Een jaar later keerde Chertophanov terug met Malek-Adel. Hij vertelde Perfishka hoe hij op de Romny-beurs een paard had gevonden en hoe hij het van een zigeunerin moest kopen. In wezen was hij er niet helemaal zeker van of het paard dat hij had meegebracht eigenlijk Malek-Adele was, maar verdreef deze gedachten. Bovenal werd Chertophanov verward door de verschillen in de gewoonten van die Malek-Adel en dit.

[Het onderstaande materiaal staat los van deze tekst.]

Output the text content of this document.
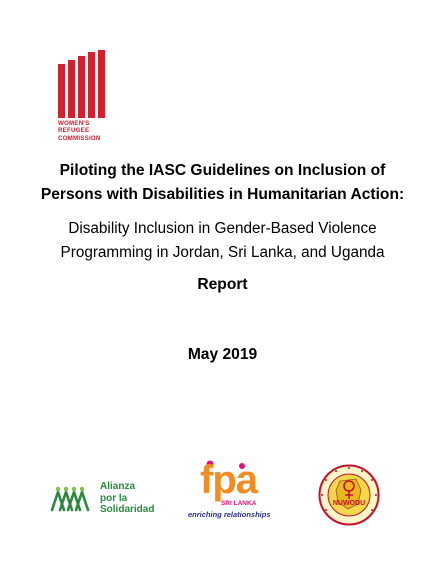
WOMEN'S
REFUGEE
COMMISSION
Piloting the IASC Guidelines on Inclusion of
Persons with Disabilities in Humanitarian Action:
Disability Inclusion in Gender-Based Violence
Programming in Jordan, Sri Lanka, and Uganda
Report
May 2019
Alianza
por la
Solidaridad
fpa
SRI LANKA
enriching relationships
NUWODU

Eens reed Chertophanov door de achtertuinen van de nederzetting van de priester rond de plaatselijke kerk. De diaken ontmoette hem en feliciteerde Chertophanov met de aankoop van een nieuw paard. Tegen het bezwaar van Chertopkhanov dat het paard hetzelfde was, protesteerde de diaken dat Malek-Adel grijs was in appels, en nu bleef hij hetzelfde, hoewel hij wit moest worden - de grijze vacht werd na verloop van tijd wit. Na dit gesprek snelde Chertophanov naar huis, sloot zichzelf op in een sleutel en begon te drinken.
Nadat hij een halve emmer wodka had gedronken, nam Chertophanov een pistool en leidde Malek-Adel naar een nabijgelegen bos om de bedrieger neer te schieten. Op het laatste moment bedacht hij zich, reed van zijn paard en ging naar huis. Plots duwde iets hem in de rug - het was Malek-Adele die terugkeerde. Chertophanov pakte een pistool, zette een muilkorf op het voorhoofd van het paard, vuurde en rende weg. Nu begreep hij dat hij deze keer ook zelfmoord had gepleegd.
Zes weken later stopte de Kozakken Perfishka de deurwaarder die langs het landgoed kwam en vertelde hem dat Chertophanov was gaan liggen en blijkbaar stervende was. Al die tijd dronk hij zonder uit te drogen. Stanovoy beval de Kozak om voor de priester te gaan. Pantelei Yeremeich stierf diezelfde nacht. Twee mensen begeleidden zijn kist: Perfishka en Moshel Leib, die de laatste schuld niet nalieten aan zijn weldoener.